Die Einrichtung ist eine der wenigen reinen Frauenunterkünfte in der
Hauptstadt. Obwohl Schätzungen zufolge rund ein Drittel der obdachlosen
Menschen in Berlin Frauen sind, sind von den 1.165 Notübernachtungsplätzen
nur rund 158 Plätze für Frauen vorgesehen.
Zurück im Bus nimmt Strube einen großen Schluck Club Mate. Noch knapp 4
Stunden geht die Schicht für die 29-Jährige, die sich in dieser Saison zum
ersten Mal bei der Berliner Kältehilfe engagiert. Auf Strubes Tablet laufen
stetig neue Fälle ein: „Neukölln, Erkstraße: stark betrunkener Mann sitzt
eingenässt und ungeschützt auf dem Boden“, leuchtet es rot auf. „Die
Auftragslage ist weiter stabil“, scherzt sie.
Nach dem Umweg in den Wedding übernimmt das Team Aufträge in der Nähe und
landet in Moabit. Eine Bewohnerin eines Wohnhauses nahe des U-Bahnhofs
Birkenstraße hat gemeldet, dass seit dem Vorabend zwei Personen im Hausflur
des obersten Stockwerks schlafen. Strube bahnt sich entschlossen den Weg
nach oben, wo sie zwei Personen vorfindet, die auf Pappen auf dem Boden
liegen. „Hallo, wir sind von der Kältehilfe“, sagt sie. „Es tut mir
wahnsinnig leid, aber Sie müssen hier leider weg. Sonst rufen die
Bewohner*innen die Polizei“.
Die Frau ist frustriert: „Ein krönender Abschluss eines wunderbaren
Tages!“, sagt sie sarkastisch und packt wutentbrannt ihre Sachen zusammen:
Klopapier, eine Jacke, einen provisorischen Mülleimer und Aschenbecher.

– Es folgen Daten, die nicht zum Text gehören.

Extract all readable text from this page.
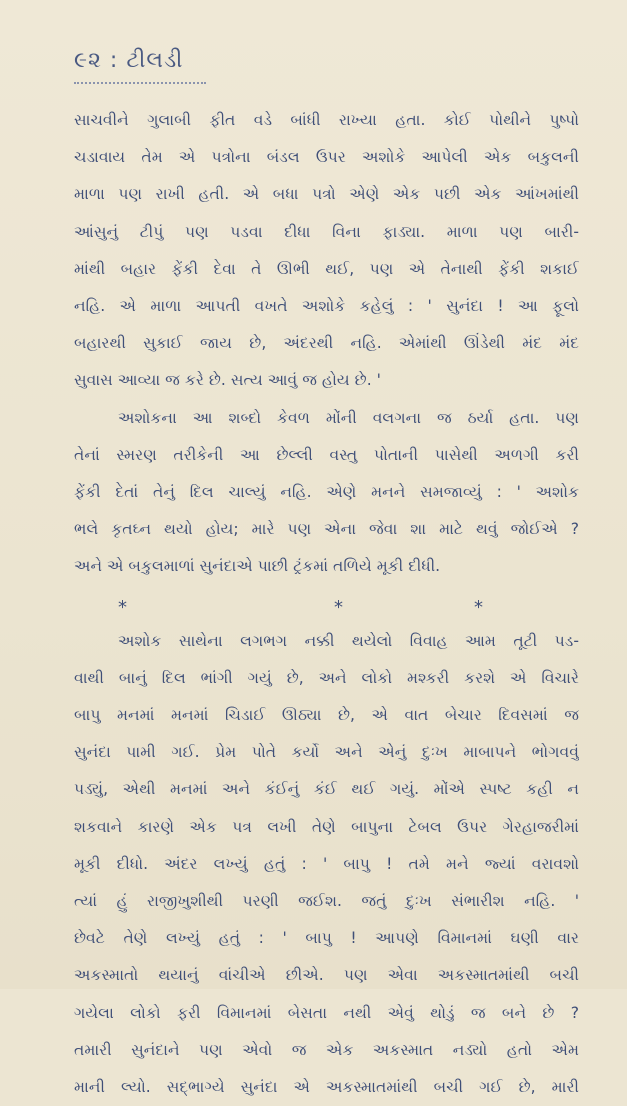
૯૨ : ટીલડી
સાચવીને ગુલાબી ફીત વડે બાંધી રાખ્યા હતા. કોઈ પોથીને પુષ્પો
ચડાવાય તેમ એ પત્રોના બંડલ ઉપર અશોકે આપેલી એક બકુલની
માળા પણ રાખી હતી. એ બધા પત્રો એણે એક પછી એક આંખમાંથી
આંસુનું ટીપું પણ પડવા દીધા વિના ફાડ્યા. માળા પણ બારી-
માંથી બહાર ફેંકી દેવા તે ઊભી થઈ, પણ એ તેનાથી ફેંકી શકાઈ
નહિ. એ માળા આપતી વખતે અશોકે કહેલું : ' સુનંદા ! આ ફૂલો
બહારથી સુકાઈ જાય છે, અંદરથી નહિ. એમાંથી ઊંડેથી મંદ મંદ
સુવાસ આવ્યા જ કરે છે. સત્ય આવું જ હોય છે. '
અશોકના આ શબ્દો કેવળ મોંની વલગના જ ઠર્યા હતા. પણ
તેનાં સ્મરણ તરીકેની આ છેલ્લી વસ્તુ પોતાની પાસેથી અળગી કરી
ફેંકી દેતાં તેનું દિલ ચાલ્યું નહિ. એણે મનને સમજાવ્યું : ' અશોક
ભલે કૃતઘ્ન થયો હોય; મારે પણ એના જેવા શા માટે થવું જોઈએ ?
અને એ બકુલમાળાં સુનંદાએ પાછી ટ્રંકમાં તળિયે મૂકી દીધી.
*	*	*
અશોક સાથેના લગભગ નક્કી થયેલો વિવાહ આમ તૂટી પડ-
વાથી બાનું દિલ ભાંગી ગયું છે, અને લોકો મશ્કરી કરશે એ વિચારે
બાપુ મનમાં મનમાં ચિડાઈ ઊઠ્યા છે, એ વાત બેચાર દિવસમાં જ
સુનંદા પામી ગઈ. પ્રેમ પોતે કર્યો અને એનું દુઃખ માબાપને ભોગવવું
પડ્યું, એથી મનમાં અને કંઈનું કંઈ થઈ ગયું. મોંએ સ્પષ્ટ કહી ન
શકવાને કારણે એક પત્ર લખી તેણે બાપુના ટેબલ ઉપર ગેરહાજરીમાં
મૂકી દીધો. અંદર લખ્યું હતું : ' બાપુ ! તમે મને જ્યાં વરાવશો
ત્યાં હું રાજીખુશીથી પરણી જઈશ. જતું દુઃખ સંભારીશ નહિ. '
છેવટે તેણે લખ્યું હતું : ' બાપુ ! આપણે વિમાનમાં ઘણી વાર
અકસ્માતો થયાનું વાંચીએ છીએ. પણ એવા અકસ્માતમાંથી બચી
ગયેલા લોકો ફરી વિમાનમાં બેસતા નથી એવું થોડું જ બને છે ?
તમારી સુનંદાને પણ એવો જ એક અકસ્માત નડ્યો હતો એમ
માની લ્યો. સદ્ભાગ્યે સુનંદા એ અકસ્માતમાંથી બચી ગઈ છે, મારી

Sogar ein Duftspray hat sie gekauft, um die Bewohner*innen nicht zu
belästigen. Strube bietet ihr einen Schlafplatz in einer Notunterkunft an.
Sie winkt ab: „Brauche ich nicht. Ich kenn den ganzen Scheiß, das habe ich
alles hinter mir“, sagt sie und verschwindet fluchend in die kalte Nacht.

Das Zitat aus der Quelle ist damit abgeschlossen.